Abstract Views: 218  |  PDF Views: 111

Authors

Santaji Ghorpade
Department of Information Technology Engineering, Pune University, India
Jayshree Ghorpade
Department of Computer Engineering, Pune University, India
Shamla Mantri
Department of Computer Engineering, Pune University, India

Abstract


Face Recognition has been identified as one of the attracting research areas and it has drawn the attention of many researchers due to its varying applications such as security systems, medical systems, entertainment, etc. Face recognition is the preferred mode of identification by humans: it is natural, robust and non-intrusive. A wide variety of systems requires reliable personal recognition schemes to either confirm or determine the identity of an individual requesting their services. The purpose of such schemes is to ensure that the rendered services are accessed only by a legitimate user and no one else. Examples of such applications include secure access to buildings, computer systems, laptops, cellular phones, and ATMs. In the absence of robust personal recognition schemes, these systems are vulnerable to the wiles of an impostor.

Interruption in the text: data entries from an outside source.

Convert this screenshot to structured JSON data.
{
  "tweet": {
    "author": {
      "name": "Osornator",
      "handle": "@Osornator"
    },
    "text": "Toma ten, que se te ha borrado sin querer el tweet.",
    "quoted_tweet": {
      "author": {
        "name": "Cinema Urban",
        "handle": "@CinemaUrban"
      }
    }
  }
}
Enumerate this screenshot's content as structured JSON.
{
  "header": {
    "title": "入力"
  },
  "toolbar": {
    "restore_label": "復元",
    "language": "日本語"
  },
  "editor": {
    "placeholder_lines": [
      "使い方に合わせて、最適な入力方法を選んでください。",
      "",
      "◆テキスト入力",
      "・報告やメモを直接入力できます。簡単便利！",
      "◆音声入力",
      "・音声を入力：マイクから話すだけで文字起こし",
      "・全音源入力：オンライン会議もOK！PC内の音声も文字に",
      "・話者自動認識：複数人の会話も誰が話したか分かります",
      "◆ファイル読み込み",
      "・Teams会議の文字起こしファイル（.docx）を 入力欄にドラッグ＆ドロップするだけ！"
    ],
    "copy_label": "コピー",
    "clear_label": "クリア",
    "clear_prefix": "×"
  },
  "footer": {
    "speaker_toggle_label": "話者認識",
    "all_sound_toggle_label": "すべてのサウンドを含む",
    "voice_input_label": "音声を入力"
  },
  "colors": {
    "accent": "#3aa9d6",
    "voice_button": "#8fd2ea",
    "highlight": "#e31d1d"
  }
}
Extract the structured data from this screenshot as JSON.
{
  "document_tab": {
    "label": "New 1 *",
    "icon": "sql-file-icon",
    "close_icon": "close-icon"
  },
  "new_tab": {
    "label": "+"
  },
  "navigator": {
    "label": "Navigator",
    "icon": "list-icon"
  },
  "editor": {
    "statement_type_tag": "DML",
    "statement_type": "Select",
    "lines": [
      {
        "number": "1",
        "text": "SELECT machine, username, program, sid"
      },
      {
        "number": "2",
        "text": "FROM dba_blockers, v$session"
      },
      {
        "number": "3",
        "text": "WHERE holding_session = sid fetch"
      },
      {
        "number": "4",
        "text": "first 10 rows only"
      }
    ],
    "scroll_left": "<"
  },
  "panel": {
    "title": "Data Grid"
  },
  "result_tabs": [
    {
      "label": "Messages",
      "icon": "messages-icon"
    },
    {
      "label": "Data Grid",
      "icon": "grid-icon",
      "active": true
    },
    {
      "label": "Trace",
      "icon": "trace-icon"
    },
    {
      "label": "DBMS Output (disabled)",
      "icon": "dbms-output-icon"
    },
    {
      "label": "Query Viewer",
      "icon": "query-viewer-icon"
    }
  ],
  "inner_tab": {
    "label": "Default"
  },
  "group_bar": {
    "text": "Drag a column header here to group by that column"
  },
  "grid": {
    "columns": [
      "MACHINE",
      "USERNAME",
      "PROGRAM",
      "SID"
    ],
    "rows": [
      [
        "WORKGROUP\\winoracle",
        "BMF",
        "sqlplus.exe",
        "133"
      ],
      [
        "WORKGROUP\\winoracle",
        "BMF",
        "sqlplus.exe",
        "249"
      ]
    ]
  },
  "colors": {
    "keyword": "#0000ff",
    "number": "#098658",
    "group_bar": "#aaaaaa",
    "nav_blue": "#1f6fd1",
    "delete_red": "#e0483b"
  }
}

In this paper we have developed and illustrated a recognition system for human faces using a novel Kohonen self-organizing map (SOM) or Self-Organizing Feature Map (SOFM) based retrieval system. SOM has good feature extracting property due to its topological ordering. The Facial Analytics results for the 400 images of AT&T database reflects that the face recognition rate using one of the neural network algorithm SOM is 85.5% for 40 persons.


Keywords


SOM (Self Organizing Mapping), Self-Organizing Feature Map (SOFM), PCA (Principal Component Analysis), ICA (Independent Component Analysis), Neural Network, Pattern Recognition.